– Э, вашбродь, время щас неспокойное. Пригодятся в хозяйстве, а до дома еще добраться надо. И вы револьвер не оставляйте, берите.
Штабс-капитан кивнул, махнул Оборину, и небольшая группа тихо вылезла из траншей и скрылась в желтой листве дубового перелеска.
Варвара Григорьевна Попова привыкала к новому статусу в пермском обществе. Как всё было необычно для нее, недавней гимназистки, девчонки с ленточками в косе, безмятежно бегавшей по деревянным тротуарам навстречу радости и озабоченной только прилежным учением! Теперь всё не так, теперь она сама учитель. Хоть и не преподаватель гимназии, но все-таки… Маленькие детки в начальной школе внимательно ее слушают, а родители спрашивают совета, хоть это и кажется смешным. Но почему же смешным? Да, она молода, неопытна в делах воспитания, но как учитель – умна. Мариинскую гимназию, ее восьмой педагогический класс, закончила с личной похвалой начальницы Татьяны Ивановны Пашихиной. Да и родители ее учеников – народ простой и доверчивый: в основном рабочие с завода Мотовилихи да прислуга городская. Так, бывало, придут, всплакнут за деток, что должны учиться, похвалят учителку, что молода да хороша, и уйдут восвояси. Домашнее задание кто не делает, скажет тому родителю Варвара Григорьевна, чтобы делать заставляли, – ан нет, не могут: то керосина нет в лампе, то на огороде работать ему, мальцу, надо, то за младшими детьми следить девочке положено. А что делать? Папенька сказал: «Сначала поработай, наберись опыта, а уж потом в университет».

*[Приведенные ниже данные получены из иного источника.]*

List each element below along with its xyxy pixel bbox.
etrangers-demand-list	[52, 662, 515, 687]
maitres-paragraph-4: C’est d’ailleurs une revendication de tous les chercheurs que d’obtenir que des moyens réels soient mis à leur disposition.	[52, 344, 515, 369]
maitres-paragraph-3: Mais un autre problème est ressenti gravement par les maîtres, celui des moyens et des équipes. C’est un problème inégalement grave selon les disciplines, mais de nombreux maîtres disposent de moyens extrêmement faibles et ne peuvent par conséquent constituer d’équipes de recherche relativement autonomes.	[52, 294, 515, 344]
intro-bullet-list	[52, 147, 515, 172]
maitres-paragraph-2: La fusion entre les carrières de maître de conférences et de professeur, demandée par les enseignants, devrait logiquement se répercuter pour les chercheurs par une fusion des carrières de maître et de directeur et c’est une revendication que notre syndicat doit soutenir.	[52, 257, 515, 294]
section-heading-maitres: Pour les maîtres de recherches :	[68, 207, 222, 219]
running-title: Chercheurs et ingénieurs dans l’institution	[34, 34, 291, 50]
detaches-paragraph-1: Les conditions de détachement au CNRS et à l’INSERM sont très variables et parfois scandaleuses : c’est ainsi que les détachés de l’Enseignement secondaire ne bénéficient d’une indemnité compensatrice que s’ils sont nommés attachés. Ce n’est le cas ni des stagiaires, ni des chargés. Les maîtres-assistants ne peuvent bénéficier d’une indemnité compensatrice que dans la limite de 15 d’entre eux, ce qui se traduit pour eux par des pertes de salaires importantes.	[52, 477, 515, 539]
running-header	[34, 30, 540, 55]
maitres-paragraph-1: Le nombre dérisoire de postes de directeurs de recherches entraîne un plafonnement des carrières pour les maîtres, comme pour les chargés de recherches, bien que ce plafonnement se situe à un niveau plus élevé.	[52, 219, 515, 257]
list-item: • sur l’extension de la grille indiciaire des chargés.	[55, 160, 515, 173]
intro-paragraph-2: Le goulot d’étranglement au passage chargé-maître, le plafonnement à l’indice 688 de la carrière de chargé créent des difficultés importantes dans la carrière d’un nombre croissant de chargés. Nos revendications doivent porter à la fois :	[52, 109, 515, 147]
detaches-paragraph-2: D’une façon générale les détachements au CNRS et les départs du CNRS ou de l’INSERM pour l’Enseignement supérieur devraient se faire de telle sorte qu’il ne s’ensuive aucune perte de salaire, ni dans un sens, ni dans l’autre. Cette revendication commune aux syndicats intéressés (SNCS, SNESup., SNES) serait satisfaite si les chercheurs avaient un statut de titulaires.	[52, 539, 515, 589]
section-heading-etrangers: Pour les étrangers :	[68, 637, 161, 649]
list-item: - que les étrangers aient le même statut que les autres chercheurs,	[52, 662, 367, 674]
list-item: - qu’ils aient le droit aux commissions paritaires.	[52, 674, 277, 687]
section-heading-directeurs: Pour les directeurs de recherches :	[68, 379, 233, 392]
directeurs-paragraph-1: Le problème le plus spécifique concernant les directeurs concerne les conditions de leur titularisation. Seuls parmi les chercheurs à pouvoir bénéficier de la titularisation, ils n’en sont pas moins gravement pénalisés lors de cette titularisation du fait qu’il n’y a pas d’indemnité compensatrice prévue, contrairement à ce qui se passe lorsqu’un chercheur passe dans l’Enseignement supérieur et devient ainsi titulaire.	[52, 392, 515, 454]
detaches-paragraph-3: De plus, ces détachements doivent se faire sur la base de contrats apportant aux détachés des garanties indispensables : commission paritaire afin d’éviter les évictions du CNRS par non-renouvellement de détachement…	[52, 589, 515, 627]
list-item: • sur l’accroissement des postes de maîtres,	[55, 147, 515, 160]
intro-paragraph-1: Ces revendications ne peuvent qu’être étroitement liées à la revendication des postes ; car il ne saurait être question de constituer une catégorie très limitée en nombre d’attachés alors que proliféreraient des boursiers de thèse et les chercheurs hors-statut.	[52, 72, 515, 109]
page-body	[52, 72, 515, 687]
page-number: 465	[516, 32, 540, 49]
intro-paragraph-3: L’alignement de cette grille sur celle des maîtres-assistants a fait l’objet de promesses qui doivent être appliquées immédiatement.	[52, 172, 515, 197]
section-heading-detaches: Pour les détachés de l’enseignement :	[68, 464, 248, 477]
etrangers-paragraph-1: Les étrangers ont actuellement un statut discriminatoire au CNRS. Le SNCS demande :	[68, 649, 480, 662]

Вообще папенька университет считал гнездом порока и всеми силами дочь единственную туда не отпускал. Рано, мол. Но на то были и другие причины, о которых Варенька только догадывалась. Лет ей уже двадцать, от кавалеров нет отбоя, отец блюсти дочь дальше не в силах. Вот и задумал, похоже, женитьбу.

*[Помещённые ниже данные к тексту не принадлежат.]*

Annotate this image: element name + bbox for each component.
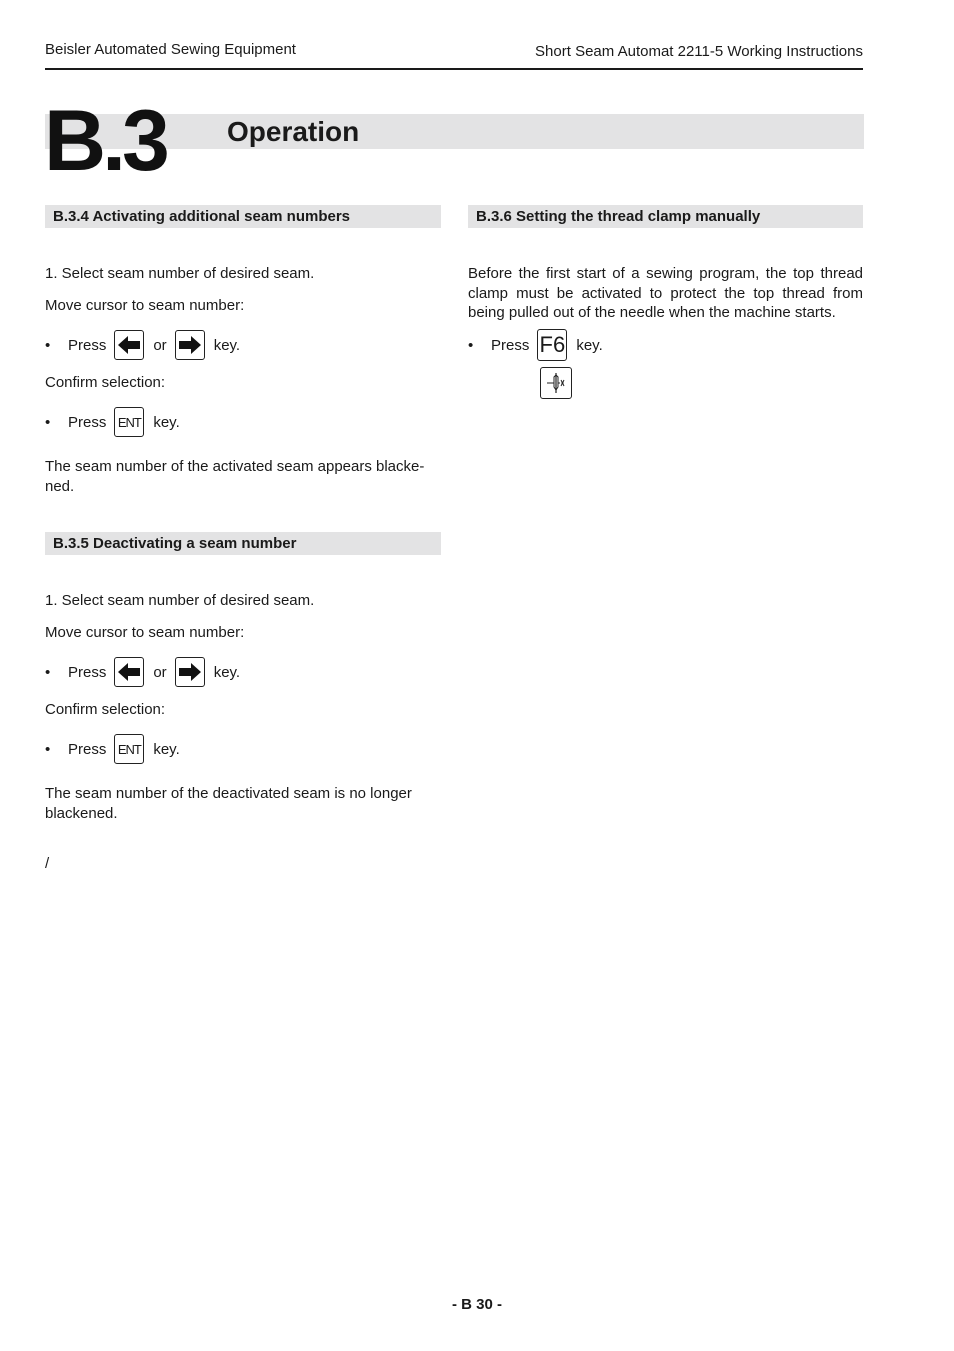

Замуж Вареньке не очень хотелось. С одной стороны, не очень, а с другой – куда спрячешься от весны, молодости и всей этой физиологии? Конечно, внимание молодых людей к своей особе Варе нравилось. Вот, например, Востриков. Умен, весел, душа компании. А танцует! Как закружит, заведет в танце – так небо с землей и соединяются где-то у лона, все сжимается, и хочется, чтобы бал продолжался вечно! Но наглец безмерный. Как-то в вечер так заговорил, закрутил, увлек своими шутками да рассказами, что и не заметила Варя, что стемнело, одни они на скамейке сидели у Камы. Так ведь полез! И не только в губы целовать. Рукой за грудь взялся, тихонько, ласково, так, что сначала Варенька и не заметила, а содрогнулась в сладкой истоме, впиваясь в губы гимназиста, и только потом оттолкнула его, с трудом убежала домой и долго этой ночью вспоминала его руки.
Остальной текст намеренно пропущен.